Daniel Higginbotham, Editor
November, 2015

Discover how a flexible online postgraduate course in interior design can take your career to the next level and ensure that you're up to date with current trends

If you are a creative person who likes to keep on top of the latest developments in design, then you'll know that things are always changing in this dynamic field.

Indeed, holistic thinking is vital when it comes to working on design projects. No matter what niche area you've chosen to work in, you'll need to have the required depth of understanding to produce the best solution to a problem.

Anthony Rayworth, director of studies at the National Design Academy (NDA), explains how postgraduate courses in interior design are becoming more popular every year, as competition for work in this multi-faceted and ever changing industry increases.

Among the many alternatives on offer, distance learning courses provide greater flexibility than their classroom-based counterparts. Read on to find out if this method of study and design specialisation is for you.

What are the postgraduate options?

Campus-based one-year, full-time, taught postgraduate courses in the subject are offered by Birmingham City University, The Glasgow School of Art and the Manchester School of Art at Manchester Metropolitan University, among others.

While some of these programmes can also be studied part time, the ability to study an MA Interior Design online makes the qualification from institutions such as the NDA even more appealing to graduates who already work in the creative arts and design sector.

NDA graduate Sushma Serigara is thankful that she chose to go down this route. 'I think that the NDA is a great outlet for online learning; one that is well equipped for this type of study.'

Sushma has even recommended the course to a few of her colleagues who are already pursuing study elsewhere in other specialties. She added, 'This is due to the lack of organisations that offer a Masters degree in interior design with this kind of ease. Many of them are now keen to join the NDA programme as soon as they have completed their current engagements.'

Anthony reveals that the subject area tends to attract those who:

  • currently work in the industry, with ambitions to progress to management level;
  • run their own interior design business and would like to develop their skills in order to create design solutions for clients with ever-changing demands;
  • would like to embark on academic study at PhD level.

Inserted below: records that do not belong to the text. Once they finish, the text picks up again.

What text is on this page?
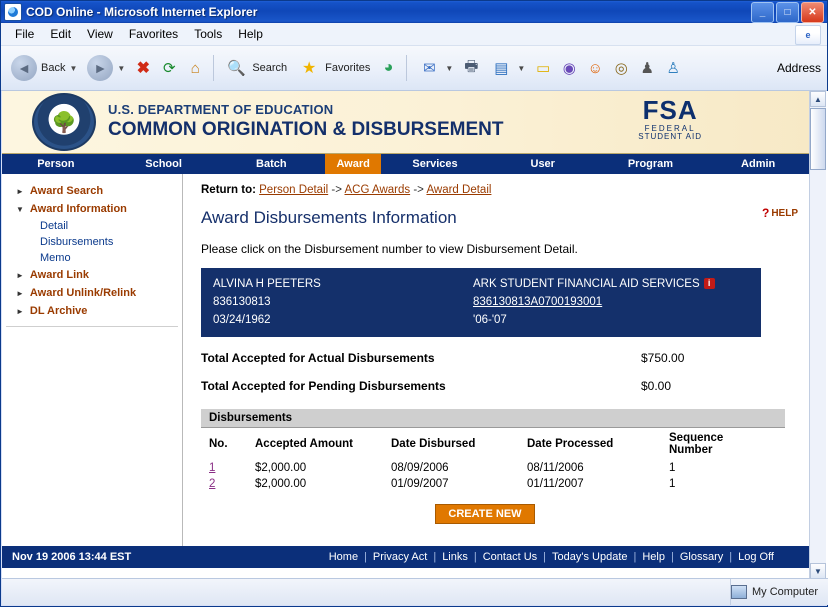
COD Online - Microsoft Internet Explorer	_	□	✕
File	Edit	View	Favorites	Tools	Help	e
◄ Back ▼	►	▼ ✖ ⟳	⌂	🔍 Search ★ Favorites ◕	✉	▼ 🖶	▤	▼ ▭ ◉ ☺ ◎ ♟ ♙	Address
🌳
U.S. DEPARTMENT OF EDUCATION
COMMON ORIGINATION & DISBURSEMENT
FSA
FEDERAL
STUDENT AID
Person	School	Batch	Award	Services	User	Program	Admin
► Award Search
▼ Award Information
Detail
Disbursements
Memo
► Award Link
► Award Unlink/Relink
► DL Archive
Return to: Person Detail -> ACG Awards -> Award Detail
Award Disbursements Information	? HELP
Please click on the Disbursement number to view Disbursement Detail.
ALVINA H PEETERS
836130813
03/24/1962
ARK STUDENT FINANCIAL AID SERVICES i
836130813A0700193001
'06-'07
Total Accepted for Actual Disbursements	$750.00
Total Accepted for Pending Disbursements	$0.00
Disbursements
No.	Accepted Amount	Date Disbursed	Date Processed	Sequence Number
1	$2,000.00	08/09/2006	08/11/2006	1
2	$2,000.00	01/09/2007	01/11/2007	1
CREATE NEW
Nov 19 2006 13:44 EST	Home | Privacy Act | Links | Contact Us | Today's Update | Help | Glossary | Log Off
▲
▼
My Computer
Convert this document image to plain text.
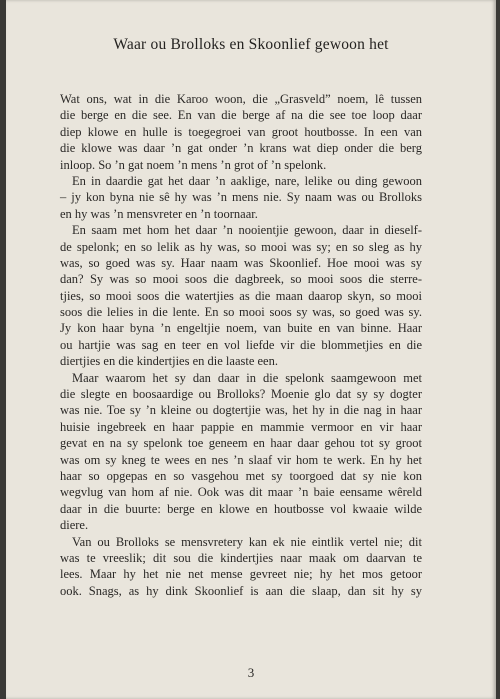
Waar ou Brolloks en Skoonlief gewoon het
Wat ons, wat in die Karoo woon, die „Grasveld” noem, lê tussen
die berge en die see. En van die berge af na die see toe loop daar
diep klowe en hulle is toegegroei van groot houtbosse. In een van
die klowe was daar ’n gat onder ’n krans wat diep onder die berg
inloop. So ’n gat noem ’n mens ’n grot of ’n spelonk.
En in daardie gat het daar ’n aaklige, nare, lelike ou ding gewoon
– jy kon byna nie sê hy was ’n mens nie. Sy naam was ou Brolloks
en hy was ’n mensvreter en ’n toornaar.
En saam met hom het daar ’n nooientjie gewoon, daar in dieself-
de spelonk; en so lelik as hy was, so mooi was sy; en so sleg as hy
was, so goed was sy. Haar naam was Skoonlief. Hoe mooi was sy
dan? Sy was so mooi soos die dagbreek, so mooi soos die sterre-
tjies, so mooi soos die watertjies as die maan daarop skyn, so mooi
soos die lelies in die lente. En so mooi soos sy was, so goed was sy.
Jy kon haar byna ’n engeltjie noem, van buite en van binne. Haar
ou hartjie was sag en teer en vol liefde vir die blommetjies en die
diertjies en die kindertjies en die laaste een.
Maar waarom het sy dan daar in die spelonk saamgewoon met
die slegte en boosaardige ou Brolloks? Moenie glo dat sy sy dogter
was nie. Toe sy ’n kleine ou dogtertjie was, het hy in die nag in haar
huisie ingebreek en haar pappie en mammie vermoor en vir haar
gevat en na sy spelonk toe geneem en haar daar gehou tot sy groot
was om sy kneg te wees en nes ’n slaaf vir hom te werk. En hy het
haar so opgepas en so vasgehou met sy toorgoed dat sy nie kon
wegvlug van hom af nie. Ook was dit maar ’n baie eensame wêreld
daar in die buurte: berge en klowe en houtbosse vol kwaaie wilde
diere.
Van ou Brolloks se mensvretery kan ek nie eintlik vertel nie; dit
was te vreeslik; dit sou die kindertjies naar maak om daarvan te
lees. Maar hy het nie net mense gevreet nie; hy het mos getoor
ook. Snags, as hy dink Skoonlief is aan die slaap, dan sit hy sy
3
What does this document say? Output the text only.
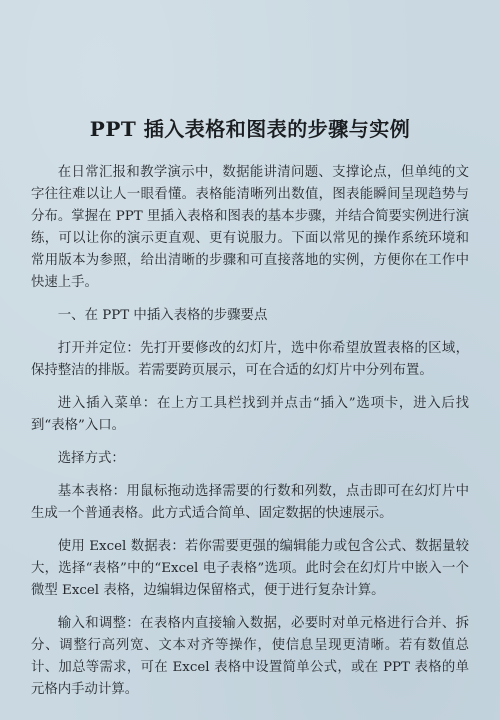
PPT 插入表格和图表的步骤与实例

在日常汇报和教学演示中，数据能讲清问题、支撑论点，但单纯的文字往往难以让人一眼看懂。表格能清晰列出数值，图表能瞬间呈现趋势与分布。掌握在 PPT 里插入表格和图表的基本步骤，并结合简要实例进行演练，可以让你的演示更直观、更有说服力。下面以常见的操作系统环境和常用版本为参照，给出清晰的步骤和可直接落地的实例，方便你在工作中快速上手。

一、在 PPT 中插入表格的步骤要点

打开并定位：先打开要修改的幻灯片，选中你希望放置表格的区域，保持整洁的排版。若需要跨页展示，可在合适的幻灯片中分列布置。

进入插入菜单：在上方工具栏找到并点击“插入”选项卡，进入后找到“表格”入口。

选择方式：

基本表格：用鼠标拖动选择需要的行数和列数，点击即可在幻灯片中生成一个普通表格。此方式适合简单、固定数据的快速展示。

使用 Excel 数据表：若你需要更强的编辑能力或包含公式、数据量较大，选择“表格”中的“Excel 电子表格”选项。此时会在幻灯片中嵌入一个微型 Excel 表格，边编辑边保留格式，便于进行复杂计算。

输入和调整：在表格内直接输入数据，必要时对单元格进行合并、拆分、调整行高列宽、文本对齐等操作，使信息呈现更清晰。若有数值总计、加总等需求，可在 Excel 表格中设置简单公式，或在 PPT 表格的单元格内手动计算。
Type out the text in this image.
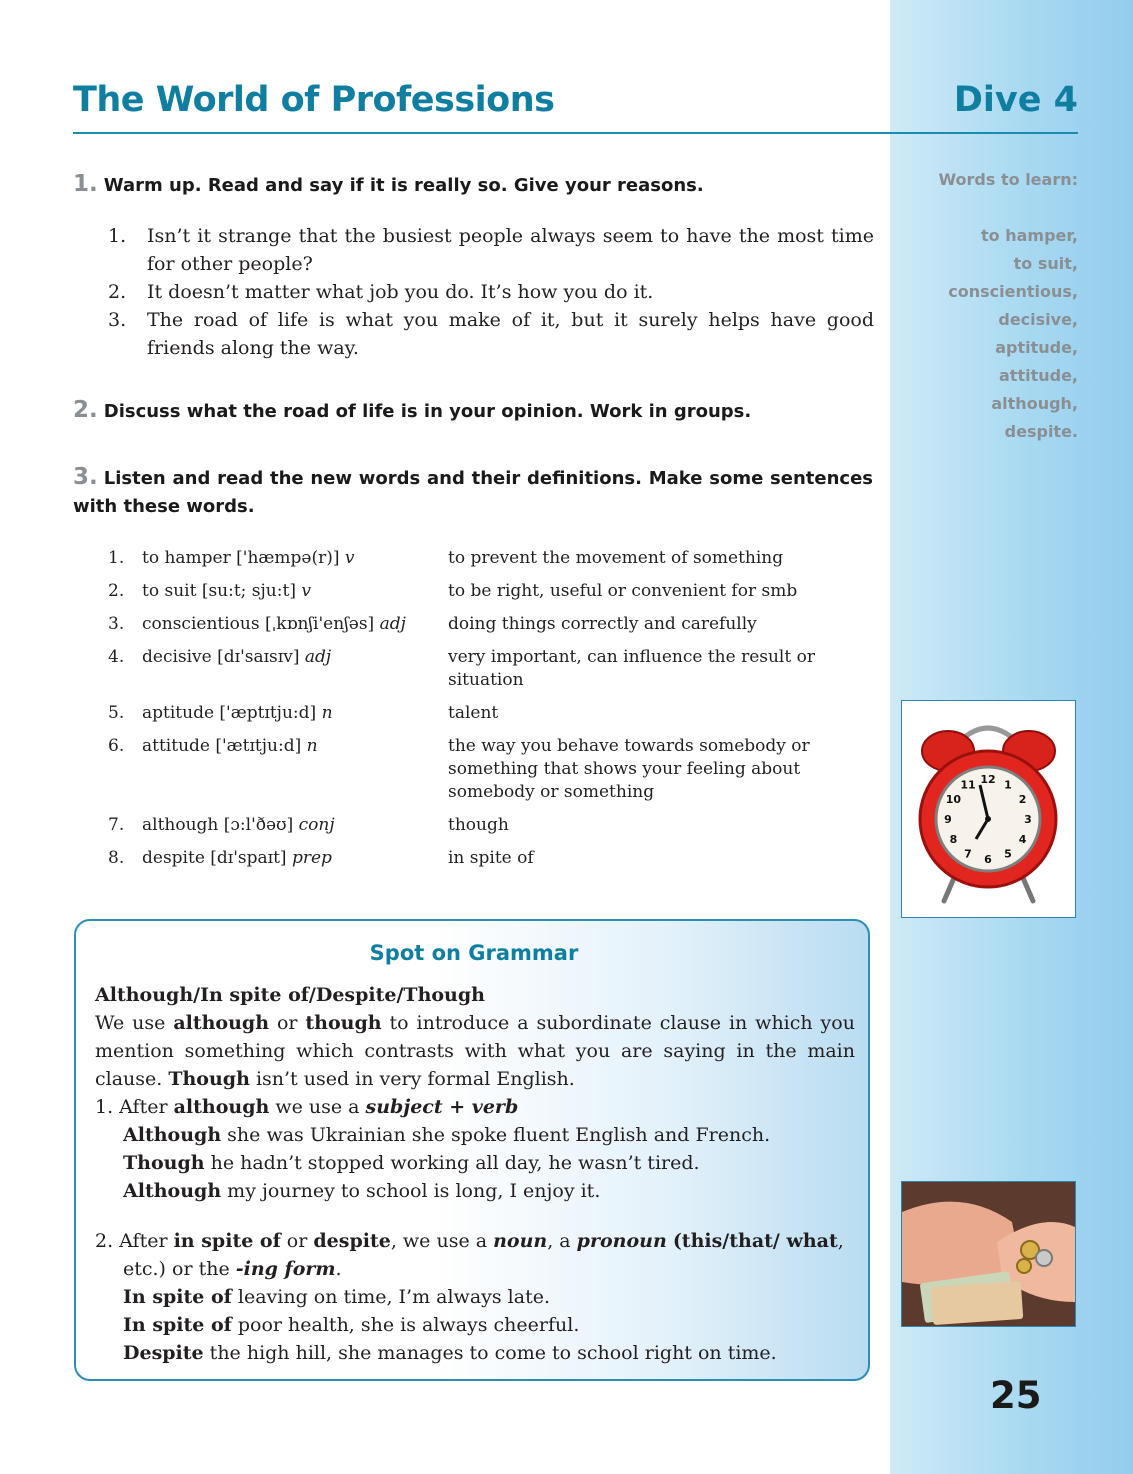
The World of Professions	Dive 4
1. Warm up. Read and say if it is really so. Give your reasons.
1.	Isn’t it strange that the busiest people always seem to have the most time for other people?
2.	It doesn’t matter what job you do. It’s how you do it.
3.	The road of life is what you make of it, but it surely helps have good friends along the way.
2. Discuss what the road of life is in your opinion. Work in groups.
3. Listen and read the new words and their definitions. Make some sentences with these words.
1.	to hamper ['hæmpə(r)] v	to prevent the movement of something
2.	to suit [su:t; sju:t] v	to be right, useful or convenient for smb
3.	conscientious [ˌkɒnʃi'enʃəs] adj	doing things correctly and carefully
4.	decisive [dɪ'saɪsɪv] adj	very important, can influence the result or situation
5.	aptitude ['æptɪtju:d] n	talent
6.	attitude ['ætɪtju:d] n	the way you behave towards somebody or something that shows your feeling about somebody or something
7.	although [ɔ:l'ðəʊ] conj	though
8.	despite [dɪ'spaɪt] prep	in spite of
Spot on Grammar

Although/In spite of/Despite/Though

We use although or though to introduce a subordinate clause in which you mention something which contrasts with what you are saying in the main clause. Though isn’t used in very formal English.

1. After although we use a subject + verb

Although she was Ukrainian she spoke fluent English and French.

Though he hadn’t stopped working all day, he wasn’t tired.

Although my journey to school is long, I enjoy it.

2. After in spite of or despite, we use a noun, a pronoun (this/that/ what, etc.) or the -ing form.

In spite of leaving on time, I’m always late.

In spite of poor health, she is always cheerful.

Despite the high hill, she manages to come to school right on time.

Words to learn:
to hamper,
to suit,
conscientious,
decisive,
aptitude,
attitude,
although,
despite.
12 1
2
3
4
5
6
7
8
9
10
11
25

Studying at postgraduate level is not just about the 'here and now' - it is about how we can support the future of the industry

What do courses involve?

Despite being predominantly an online course, the programme still manages to incorporate practical design skills. It will usually focus on the present and future requirements of the design profession, providing designers with an opportunity to take their study on to a higher level, while developing knowledge and skills relevant to the industry. The main focus is on the analysis and evaluation of material as well as the development of critical thinking.

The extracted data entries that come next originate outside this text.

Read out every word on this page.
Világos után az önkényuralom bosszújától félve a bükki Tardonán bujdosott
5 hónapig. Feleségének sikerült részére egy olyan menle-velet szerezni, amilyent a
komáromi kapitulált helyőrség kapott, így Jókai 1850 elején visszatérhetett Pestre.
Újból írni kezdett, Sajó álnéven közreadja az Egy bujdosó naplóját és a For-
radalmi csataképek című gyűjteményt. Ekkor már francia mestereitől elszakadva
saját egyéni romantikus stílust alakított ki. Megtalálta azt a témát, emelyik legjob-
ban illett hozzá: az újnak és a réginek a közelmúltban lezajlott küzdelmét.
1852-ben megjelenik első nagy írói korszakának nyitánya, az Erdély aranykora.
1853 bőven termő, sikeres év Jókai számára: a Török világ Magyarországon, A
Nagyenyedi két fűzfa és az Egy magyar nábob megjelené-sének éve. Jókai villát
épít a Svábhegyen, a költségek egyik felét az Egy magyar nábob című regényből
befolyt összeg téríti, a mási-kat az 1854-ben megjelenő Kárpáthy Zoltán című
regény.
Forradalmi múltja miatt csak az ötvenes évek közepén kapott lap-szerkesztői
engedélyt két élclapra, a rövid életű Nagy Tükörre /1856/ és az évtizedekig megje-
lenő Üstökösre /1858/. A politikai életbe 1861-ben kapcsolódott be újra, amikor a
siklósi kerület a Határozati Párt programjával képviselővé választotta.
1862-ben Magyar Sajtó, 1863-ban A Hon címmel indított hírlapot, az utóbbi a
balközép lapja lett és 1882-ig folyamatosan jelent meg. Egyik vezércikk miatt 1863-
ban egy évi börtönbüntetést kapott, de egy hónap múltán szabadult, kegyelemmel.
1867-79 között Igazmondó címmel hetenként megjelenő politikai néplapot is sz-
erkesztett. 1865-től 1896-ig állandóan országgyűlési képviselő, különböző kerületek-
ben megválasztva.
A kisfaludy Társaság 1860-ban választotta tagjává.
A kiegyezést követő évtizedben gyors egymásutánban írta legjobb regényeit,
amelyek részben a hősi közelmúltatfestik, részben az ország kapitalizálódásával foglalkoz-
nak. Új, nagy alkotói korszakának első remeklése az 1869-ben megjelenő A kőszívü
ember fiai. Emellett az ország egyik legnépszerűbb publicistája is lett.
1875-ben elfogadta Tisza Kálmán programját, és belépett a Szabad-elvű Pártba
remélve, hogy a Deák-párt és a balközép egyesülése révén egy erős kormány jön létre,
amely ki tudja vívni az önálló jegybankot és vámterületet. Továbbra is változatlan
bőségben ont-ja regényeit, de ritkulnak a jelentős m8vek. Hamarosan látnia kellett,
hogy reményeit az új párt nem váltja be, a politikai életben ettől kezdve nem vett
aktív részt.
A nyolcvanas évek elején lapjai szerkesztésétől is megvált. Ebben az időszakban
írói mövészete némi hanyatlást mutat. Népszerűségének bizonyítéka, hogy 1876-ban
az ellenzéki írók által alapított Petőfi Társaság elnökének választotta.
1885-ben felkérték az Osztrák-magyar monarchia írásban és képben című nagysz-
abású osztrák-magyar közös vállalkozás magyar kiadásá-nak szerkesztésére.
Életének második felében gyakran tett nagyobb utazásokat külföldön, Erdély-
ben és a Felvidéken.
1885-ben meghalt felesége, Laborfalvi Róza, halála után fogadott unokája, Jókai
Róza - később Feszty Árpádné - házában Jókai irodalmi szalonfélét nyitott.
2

Courses that allow students to work on a specific project relevant to their interests or those of their employer are an absolute must. This ensures that they gain industry experience and an awareness of current attributes, such as trend forecasting and practice management.

'Studying at postgraduate level is not just about the "here and now" - it is about how we can support the future of the industry and attain a sense of how this will develop over time,' says Anthony.

What skills and knowledge do students gain?

Students will be able to develop advanced research skills, learn to critically analyse current or emerging interior design trends and develop their communication skills; all requirements for those working at a high level in the sector.

A key component of any Masters degree in the discipline is interior design practice management. Students will be taught about good business practice, how to maintain client relationships and prepare them for the real world.

'Knowledge comes with interest,' states Anthony. 'Postgraduate study is all about supporting a learner's individual interests, approach to study and ultimately, where they see themselves within such an expansive industry.'

At this level, students are required to direct their own path. While there are prescribed elements to the study, the underlying emphasis will be proposed by the student, with support from their tutor.

Practical skills are not so much taught, but advanced. Students are expected to bring a set of skills developed through prior learning or relevant work experience. These skills will then be expanded upon through further study and the completion of an ambitious project.

How do courses prepare students for the workplace?

The Masters in interior design allows students to increase their understanding of the subject to a much higher and deeper level, making them highly suitable for a management role and progression within this diverse industry. Alternatively, they may choose to continue their research and embark on a PhD in an area of their choice.

In terms of practical skills for the workplace, topics such as trend forecasting, practice management, innovative technology and understanding cultural contexts will enable the student to become more involved in global industry requirements.

NDA graduates often decide to start their own commercial practice, which could be within a range of industries, or work as a qualified interior designer at management level within an interior design or architectural practice. There are also opportunities to work in-house for a large retailer.